Нельзя превратить Байкал в безжизненное озеро
Человек – царь природы, но Байкал об этом не знает. Известную с детства фразу профессора Селезнёва можно перефразировать, узнав результаты очередного заседания Межведомственной комиссии по вопросам охраны озера, которое состоялось в Москве в конце января. Об его итогах, а также о том, почему Байкал приемлет только серьёзный сциентифический подход, рассказал научный руководитель Иркутского научного центра СО РАН, директор Института динамики систем и теории управления имени В.М. Матросова СО РАН Игорь Бычков.
– Заседание Межведомственной комиссии по вопросам охраны озера Байкал состоялось 22 января, однако об его итогах из материалов СМИ можно узнать немногое. Каковы они, если говорить подробно?
– Протокол ещё не подписан, но итоги заседания Межведомственной комиссии уже есть. Первое – в её работе принял участие полномочный представитель президента в Сибирском федеральном округе Николай Рогожкин, который среди прочего сформулировал задачу: эта комиссия должна стать правительственной, как было ранее. То есть её должен курировать председатель правительства России или один из его первых замов, а не министр природных ресурсов и экологии.
– В анонсе заседания было сказано, что на нём будет рассмотрен вопрос об установлении границ водоохранной зоны Байкала, позднее на сайте депутата Государственной Думы Михаила Слипенчука появилось сообщение о том, что она будет сокращена. Что произошло на самом деле?

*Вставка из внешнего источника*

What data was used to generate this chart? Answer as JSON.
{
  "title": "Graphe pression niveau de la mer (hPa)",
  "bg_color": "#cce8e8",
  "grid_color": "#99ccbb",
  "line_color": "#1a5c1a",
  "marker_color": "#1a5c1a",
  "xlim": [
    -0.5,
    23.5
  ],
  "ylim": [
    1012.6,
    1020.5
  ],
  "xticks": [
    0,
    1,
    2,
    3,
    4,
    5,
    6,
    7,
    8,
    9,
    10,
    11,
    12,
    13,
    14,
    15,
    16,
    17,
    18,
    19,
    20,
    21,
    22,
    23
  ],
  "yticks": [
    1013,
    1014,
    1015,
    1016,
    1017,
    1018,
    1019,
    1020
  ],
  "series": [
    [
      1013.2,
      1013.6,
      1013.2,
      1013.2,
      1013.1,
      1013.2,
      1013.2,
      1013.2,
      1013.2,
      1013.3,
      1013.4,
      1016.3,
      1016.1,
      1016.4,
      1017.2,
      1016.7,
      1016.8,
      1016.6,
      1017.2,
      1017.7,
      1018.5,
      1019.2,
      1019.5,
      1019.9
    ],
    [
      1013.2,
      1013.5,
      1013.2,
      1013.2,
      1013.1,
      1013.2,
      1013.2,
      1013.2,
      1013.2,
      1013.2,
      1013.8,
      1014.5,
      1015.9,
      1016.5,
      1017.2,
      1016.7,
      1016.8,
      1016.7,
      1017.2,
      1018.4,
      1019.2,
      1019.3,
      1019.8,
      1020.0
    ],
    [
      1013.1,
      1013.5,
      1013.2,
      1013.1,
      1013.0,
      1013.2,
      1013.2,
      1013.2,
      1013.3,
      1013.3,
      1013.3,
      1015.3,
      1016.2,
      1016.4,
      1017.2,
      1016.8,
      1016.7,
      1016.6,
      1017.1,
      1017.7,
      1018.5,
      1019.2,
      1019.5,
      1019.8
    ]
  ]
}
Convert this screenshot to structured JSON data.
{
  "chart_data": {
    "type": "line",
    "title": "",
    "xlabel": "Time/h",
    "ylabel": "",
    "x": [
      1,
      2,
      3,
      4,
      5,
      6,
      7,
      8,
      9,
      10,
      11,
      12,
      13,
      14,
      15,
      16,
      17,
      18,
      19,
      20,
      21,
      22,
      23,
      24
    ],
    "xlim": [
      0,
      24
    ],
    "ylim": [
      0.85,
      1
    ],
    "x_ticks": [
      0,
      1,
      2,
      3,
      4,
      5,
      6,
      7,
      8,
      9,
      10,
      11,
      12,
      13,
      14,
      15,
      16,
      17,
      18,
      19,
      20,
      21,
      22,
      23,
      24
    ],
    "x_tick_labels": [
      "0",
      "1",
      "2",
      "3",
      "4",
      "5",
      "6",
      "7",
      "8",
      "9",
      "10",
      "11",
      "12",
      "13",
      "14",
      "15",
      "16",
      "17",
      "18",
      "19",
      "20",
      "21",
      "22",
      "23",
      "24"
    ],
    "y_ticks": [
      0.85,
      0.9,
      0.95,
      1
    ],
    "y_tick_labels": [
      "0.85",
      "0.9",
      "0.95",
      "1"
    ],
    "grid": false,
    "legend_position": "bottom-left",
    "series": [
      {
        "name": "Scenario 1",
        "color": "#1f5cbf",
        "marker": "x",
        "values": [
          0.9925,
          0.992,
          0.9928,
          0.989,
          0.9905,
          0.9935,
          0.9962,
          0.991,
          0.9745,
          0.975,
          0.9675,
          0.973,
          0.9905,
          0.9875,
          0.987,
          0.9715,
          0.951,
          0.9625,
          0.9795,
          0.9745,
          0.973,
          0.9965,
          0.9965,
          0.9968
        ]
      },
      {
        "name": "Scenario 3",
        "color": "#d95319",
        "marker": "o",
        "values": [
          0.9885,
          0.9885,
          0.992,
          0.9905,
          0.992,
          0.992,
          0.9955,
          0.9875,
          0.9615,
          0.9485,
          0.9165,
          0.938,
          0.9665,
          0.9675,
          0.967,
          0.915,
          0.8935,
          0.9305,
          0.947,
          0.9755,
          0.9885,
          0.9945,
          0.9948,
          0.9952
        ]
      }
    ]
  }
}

– Ситуацию, возникшую после принятия в марте 2015 года постановления правительства об утверждении водоохранной зоны озера, действительно, подробно рассмотрели. Этот вопрос был инициирован в связи с тем, что сегодня деятельность людей на огромной территории попала под жёсткие ограничения. На наш взгляд, такое решение было необоснованным, его приняли в пожарном порядке без должного обсуждения не только с научной общественностью, но и с регионами, на территории которых находится Центральная экологическая зона Байкальской природной территории. То есть Иркутской областью и Республикой Бурятия. В чём суть этих дополнительных ограничений, выполнить которые возможным не представляется? Очень простой пример: в водоохранной зоне нельзя ездить на машинах по дорогам без твёрдого покрытия. То есть по существующим гравийным и грунтовым трассам, альтернатив которым нет, ездить нельзя в принципе. Принимая такое решение, если оно, конечно, было обдумано, следовало принять и другое: выделить деньги и построить асфальтовые дороги. Другой запрет заключается в том, что нельзя пасти скот. Хорошо, тогда должны быть обустроены фермы с кормовой базой и системой сбора отходов. Нельзя производить захоронения твёрдых бытовых отходов. Но тогда в федеральном бюджете необходимо предусмотреть дотации на вывоз мусора за пределы Центральной экологической зоны, несмотря на то, что транспортное плечо может доходить до 400–500 километров. Самое печальное в том, что водоохранная зона вводится не с абстрактной, а со вполне конкретной целью: она должна обеспечивать защиту охраняемого объекта от сбросов загрязняющих веществ, растворённых в поступающей в него воде. По российскому законодательству, для озёр с площадью акватории более двух квадратных километров её граница должна проходить в 500 метрах от уреза воды. Но это требование принято из общих рассуждений о том, что этого расстояния достаточно, чтобы существующие водотоки очистились и не принесли с собой загрязнители.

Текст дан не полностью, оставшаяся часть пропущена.